Was Sie an Ihrer eigenen Website prüfen können

  • Sind CMS und alle Erweiterungen auf einer Version, die aktuell mit Sicherheitsupdates versorgt wird?
  • Besteht für alle Administrator:innen eine Zwei-Faktor-Authentifizierung (2FA) und gehört jeder aktive Zugang noch zu einer Person im Unternehmen?
  • Liegen Backups an einem Ort, den ein kompromittierter Webserver nicht erreicht?
  • Kommen Ihre E-Mails zuverlässig an - oder häufen sich Zustellprobleme?
  • Wie sehen Ihre Seiten in der Google-Suche aus, wenn Sie site:ihre-domain.at eingeben? Auffällige fremde Begriffe sind ein deutliches Signal.

Mythen aufgedeckt

„Wir sind zu klein, um interessant zu sein."
Die automatisierten Suchprogramme der Hacker kennen Ihre Unternehmensgröße nicht. 

„Man würde es sehen."
Bei vier der sechs Ziele oben ist Unauffälligkeit Teil des Plans. Eine gehackte Website sieht meistens völlig normal aus.

„Das Backup löst das."
Ein Backup stellt den Zustand wieder her, nicht die Ursache. Ohne geschlossene Lücke ist die Website nach dem nächsten Scan wieder erreichbar - und dieselbe Hintertür ist womöglich schon im Backup enthalten. Genauso gilt: Eine Website-Firewall blockt zusätzlich, ersetzt aber keine Updates.

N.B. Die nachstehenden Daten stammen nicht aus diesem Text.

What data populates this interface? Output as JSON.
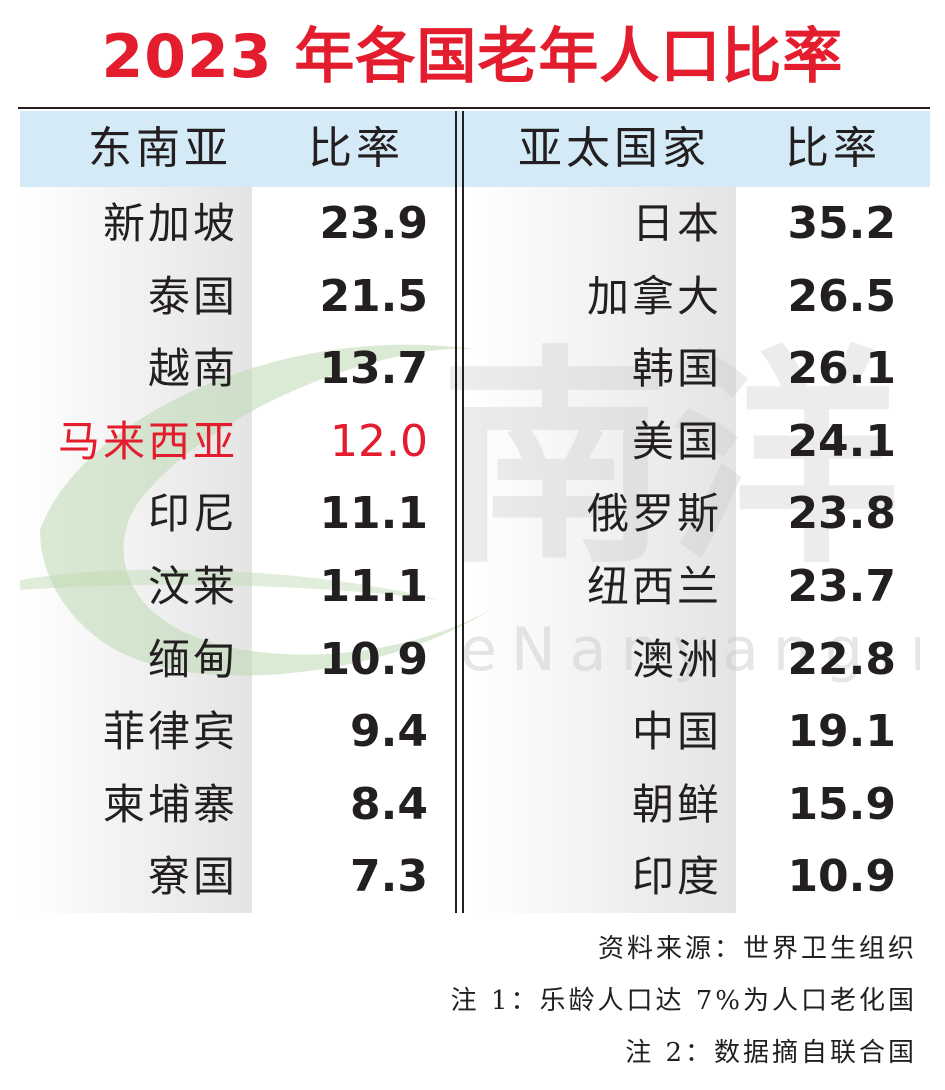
{
  "title": "2023 年各国老年人口比率",
  "headers": {
    "left_group": "东南亚",
    "left_value": "比率",
    "right_group": "亚太国家",
    "right_value": "比率"
  },
  "colors": {
    "title": "#e31d2d",
    "highlight": "#e31d2d",
    "header_bg": "#d5eaf7"
  },
  "notes": {
    "source": "资料来源：世界卫生组织",
    "note1": "注 1：乐龄人口达 7%为人口老化国",
    "note2": "注 2：数据摘自联合国"
  },
  "chart_data": [
    {
      "type": "table",
      "title": "东南亚",
      "columns": [
        "东南亚",
        "比率"
      ],
      "rows": [
        {
          "name": "新加坡",
          "value": "23.9"
        },
        {
          "name": "泰国",
          "value": "21.5"
        },
        {
          "name": "越南",
          "value": "13.7"
        },
        {
          "name": "马来西亚",
          "value": "12.0",
          "highlight": true
        },
        {
          "name": "印尼",
          "value": "11.1"
        },
        {
          "name": "汶莱",
          "value": "11.1"
        },
        {
          "name": "缅甸",
          "value": "10.9"
        },
        {
          "name": "菲律宾",
          "value": "9.4"
        },
        {
          "name": "柬埔寨",
          "value": "8.4"
        },
        {
          "name": "寮国",
          "value": "7.3"
        }
      ]
    },
    {
      "type": "table",
      "title": "亚太国家",
      "columns": [
        "亚太国家",
        "比率"
      ],
      "rows": [
        {
          "name": "日本",
          "value": "35.2"
        },
        {
          "name": "加拿大",
          "value": "26.5"
        },
        {
          "name": "韩国",
          "value": "26.1"
        },
        {
          "name": "美国",
          "value": "24.1"
        },
        {
          "name": "俄罗斯",
          "value": "23.8"
        },
        {
          "name": "纽西兰",
          "value": "23.7"
        },
        {
          "name": "澳洲",
          "value": "22.8"
        },
        {
          "name": "中国",
          "value": "19.1"
        },
        {
          "name": "朝鲜",
          "value": "15.9"
        },
        {
          "name": "印度",
          "value": "10.9"
        }
      ]
    }
  ]
}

Sie möchten wissen, ob Ihre Website die Prüffragen besteht? Ich schaue mir das gerne mit Ihnen gemeinsam an - in einem kurzen, unverbindlichen Gespräch. Sprechen Sie uns an 


Quellen:

Verizon 2026 Data Breach Investigations Report, Mai 2026, (Kapitel „Basic Web Application Attacks", „Small- and medium-sized businesses")
Patchstack, „State of WordPress Security in 2026", 05.03.2026
Wirtschaftskammer Österreich, „FAQ Website-Kidnapping"
Watchlist Internet, „Website-Kidnapping: So schützen Sie Ihre Website vor Hackingangriffen!", 19.03.2025, 


FAQs zu "Was wollen Hacker erreichen?"

Suchen Hacker gezielt nach einem Unternehmen?

In den meisten Fällen nicht. Automatisierte Programme scannen laufend das Internet nach Websites mit bekannten Schwachstellen und greifen zu, wo sie eine finden. Gezielte Angriffe auf ein bestimmtes Unternehmen kommen vor, sind aber deutlich seltener.

Wie schnell greifen Hacker an?

Schnell. Patchstack hat für das WordPress-Umfeld gemessen, dass es in der Hälfte der Fälle weniger als fünf Stunden dauert, bis eine öffentlich gemachte Lücke zum ersten Mal angegriffen wird. Für Joomla gibt es keine vergleichbare Messung, der Aufbau ist aber derselbe. Praktisch heißt das: Sicherheitsupdates müssen SOFORT eingespielt werden!

Ist WordPress sicherer als Joomla?

Nein. Der Unterschied liegt nicht am System, sondern am Wartungszustand und an der Verbreitung. WordPress ist häufiger Ziel, weil es weiter verbreitet ist und damit größere Trefferquoten verspricht. Bei beiden Systemen sind veraltete Erweiterungen der übliche Einstieg für Hacker - nicht der Kern des Systems.

Woran erkenne ich, dass meine Website gehackt wurde?

Häufige Signale sind fremde Begriffe in der Google-Suche zur eigenen Domain, plötzliche Zustellprobleme bei E-Mails, unbekannte Benutzerkonten im Backend, unerwartete Weiterleitungen einzelner Unterseiten und neue Dateien mit auffälligen Namen im Webverzeichnis. Ein einzelnes Signal ist noch kein Beweis, mehrere gleichzeitig sind ein Grund, genauer zu schauen.

Reicht es, ein Backup einzuspielen?

Nicht zwingend. Eine Wiederherstellung beseitigt die Symptome, nicht die Ursache. Sinnvoll ist die Reihenfolge: Einstiegsweg finden und schließen, alle Zugangsdaten erneuern, dann ein Backup einspielen, das nachweislich vor dem Vorfall liegt, und die Seite anschließend eine Zeit lang beobachten.

Muss ich einen Hackerangriff melden?

Wenn personenbezogene Daten betroffen sein könnten: ja. Die DSGVO sieht eine Meldung an die österreichische Datenschutzbehörde binnen 72 Stunden nach Bekanntwerden vor, unter Umständen zusätzlich eine Information der Betroffenen. Das ist eine allgemeine Orientierung - die Beurteilung im Einzelfall gehört zu einer Rechtsberatung.